Mount the provider exactly once. Two providers in the same tree create two independent sessions; they will fight each other on silent refresh and tabs will desync. The provider is designed to live at the root of the app and stay mounted for the app's lifetime.

If you have a portal-mounted modal that needs IntelliAuth, ensure it lives inside the provider's tree (React's createPortal keeps context flowing through the portal — usually fine — but be aware of structure).

For Next.js or Remix, render the provider only on the client. The provider needs window, localStorage, and BroadcastChannel, none of which exist on the server. Two patterns:

  • Wrap the provider in a 'use client' component (Next.js App Router).
  • Render the provider conditionally on typeof window !== 'undefined'.

The user record is still server-renderable if you fetch it server-side via the Node SDK and pass it as initial state; the provider hydrates from there.

  1. Mount. The provider creates an internal AuthClient.

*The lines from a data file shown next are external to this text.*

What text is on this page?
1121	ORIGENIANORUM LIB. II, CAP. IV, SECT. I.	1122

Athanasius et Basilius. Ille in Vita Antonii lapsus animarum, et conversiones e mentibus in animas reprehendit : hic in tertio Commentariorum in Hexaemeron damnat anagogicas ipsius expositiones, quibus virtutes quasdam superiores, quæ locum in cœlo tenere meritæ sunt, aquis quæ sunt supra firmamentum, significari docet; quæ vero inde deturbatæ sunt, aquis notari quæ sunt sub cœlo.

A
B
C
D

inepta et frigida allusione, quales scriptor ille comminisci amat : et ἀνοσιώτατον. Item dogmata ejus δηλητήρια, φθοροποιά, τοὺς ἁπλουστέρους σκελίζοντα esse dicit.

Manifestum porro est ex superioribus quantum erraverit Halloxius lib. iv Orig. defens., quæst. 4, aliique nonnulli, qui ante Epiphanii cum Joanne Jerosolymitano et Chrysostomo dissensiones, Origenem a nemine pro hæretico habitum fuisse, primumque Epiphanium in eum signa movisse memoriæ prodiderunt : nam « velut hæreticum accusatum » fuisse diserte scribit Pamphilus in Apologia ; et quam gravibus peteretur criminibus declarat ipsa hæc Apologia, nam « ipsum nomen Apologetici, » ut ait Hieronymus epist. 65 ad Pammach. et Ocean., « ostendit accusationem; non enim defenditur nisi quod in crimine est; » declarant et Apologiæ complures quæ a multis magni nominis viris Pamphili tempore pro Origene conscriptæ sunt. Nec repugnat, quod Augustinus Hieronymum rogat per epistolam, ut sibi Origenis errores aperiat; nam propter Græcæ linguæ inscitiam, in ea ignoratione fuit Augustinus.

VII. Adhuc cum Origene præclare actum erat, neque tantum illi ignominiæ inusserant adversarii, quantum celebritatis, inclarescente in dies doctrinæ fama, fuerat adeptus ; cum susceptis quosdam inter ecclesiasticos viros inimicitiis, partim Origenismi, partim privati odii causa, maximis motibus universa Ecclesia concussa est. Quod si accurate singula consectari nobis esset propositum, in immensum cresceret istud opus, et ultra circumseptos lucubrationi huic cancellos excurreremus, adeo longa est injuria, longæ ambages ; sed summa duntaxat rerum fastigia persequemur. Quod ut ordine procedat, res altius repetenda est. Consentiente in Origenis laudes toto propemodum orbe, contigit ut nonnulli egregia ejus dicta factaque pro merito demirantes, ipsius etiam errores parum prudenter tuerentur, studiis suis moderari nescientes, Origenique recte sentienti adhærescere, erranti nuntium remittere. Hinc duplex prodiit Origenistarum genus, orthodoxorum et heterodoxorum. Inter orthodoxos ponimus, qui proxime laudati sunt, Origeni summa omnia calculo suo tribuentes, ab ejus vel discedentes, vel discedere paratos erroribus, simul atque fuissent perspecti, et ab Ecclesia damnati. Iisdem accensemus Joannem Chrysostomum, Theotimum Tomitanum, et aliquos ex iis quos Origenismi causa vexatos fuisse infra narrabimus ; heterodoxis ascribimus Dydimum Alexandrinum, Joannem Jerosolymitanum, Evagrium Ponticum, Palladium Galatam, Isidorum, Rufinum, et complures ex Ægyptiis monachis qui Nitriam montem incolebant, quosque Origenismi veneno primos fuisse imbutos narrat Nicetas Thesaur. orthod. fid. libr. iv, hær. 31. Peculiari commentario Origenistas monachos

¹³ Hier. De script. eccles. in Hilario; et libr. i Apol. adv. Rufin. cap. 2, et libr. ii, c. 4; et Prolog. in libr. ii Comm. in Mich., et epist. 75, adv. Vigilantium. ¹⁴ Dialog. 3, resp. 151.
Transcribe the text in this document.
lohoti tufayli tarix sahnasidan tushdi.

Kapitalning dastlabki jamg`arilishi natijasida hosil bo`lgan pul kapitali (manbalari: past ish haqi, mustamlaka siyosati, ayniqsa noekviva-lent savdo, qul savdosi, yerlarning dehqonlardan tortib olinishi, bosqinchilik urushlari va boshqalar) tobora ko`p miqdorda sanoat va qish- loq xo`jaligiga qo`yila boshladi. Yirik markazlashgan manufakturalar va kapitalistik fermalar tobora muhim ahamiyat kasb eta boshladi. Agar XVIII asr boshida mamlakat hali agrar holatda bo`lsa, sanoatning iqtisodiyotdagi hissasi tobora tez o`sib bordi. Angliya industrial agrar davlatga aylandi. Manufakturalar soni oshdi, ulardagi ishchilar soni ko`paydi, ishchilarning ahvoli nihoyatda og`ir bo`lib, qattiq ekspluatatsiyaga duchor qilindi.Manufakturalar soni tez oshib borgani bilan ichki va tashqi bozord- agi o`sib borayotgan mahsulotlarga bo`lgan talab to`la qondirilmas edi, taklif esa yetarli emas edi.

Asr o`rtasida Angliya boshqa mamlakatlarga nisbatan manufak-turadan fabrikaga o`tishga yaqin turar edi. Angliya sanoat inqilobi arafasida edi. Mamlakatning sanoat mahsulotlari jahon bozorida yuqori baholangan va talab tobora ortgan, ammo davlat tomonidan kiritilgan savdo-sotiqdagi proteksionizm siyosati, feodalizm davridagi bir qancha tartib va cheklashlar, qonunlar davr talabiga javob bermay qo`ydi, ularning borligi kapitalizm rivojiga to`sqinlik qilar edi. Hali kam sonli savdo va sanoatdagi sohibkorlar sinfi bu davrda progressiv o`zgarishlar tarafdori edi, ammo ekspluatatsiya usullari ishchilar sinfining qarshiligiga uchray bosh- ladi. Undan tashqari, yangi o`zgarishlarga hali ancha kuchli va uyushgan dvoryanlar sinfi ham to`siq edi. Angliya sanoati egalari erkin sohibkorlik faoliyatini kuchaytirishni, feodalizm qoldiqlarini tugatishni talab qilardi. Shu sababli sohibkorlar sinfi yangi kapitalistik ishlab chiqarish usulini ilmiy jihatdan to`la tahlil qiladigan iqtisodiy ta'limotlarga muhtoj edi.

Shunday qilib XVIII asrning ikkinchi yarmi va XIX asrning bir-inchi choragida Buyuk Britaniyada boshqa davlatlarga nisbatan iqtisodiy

If a session cookie is present on the tenant, the client silently bootstraps — it fetches the access token via the silent-auth endpoint, then the user profile.
  2. Render. The loading flag is true until bootstrap completes. Render a splash / skeleton during this window.
  3. Active. From here, user is either null (signed out) or populated. The silent-refresh timer runs in the background.
  4. Unmount. Rare in production. If it happens, the silent-refresh timer is cleared.
  • Forgetting redirectUri. The SDK will error at sign-in time; the error mentions the missing prop.
  • Mismatched redirectUri and the application's registered URI. Down to the trailing slash; whitespace; protocol. Re-check on both sides.
  • Wrapping only a portion of the tree. If a route's component lives outside the provider, useIntelliAuth() throws when that route mounts.
  • Memory vs localstorage cache. Memory is the secure default; switching to localstorage is a trade. Do not switch without understanding the XSS implications.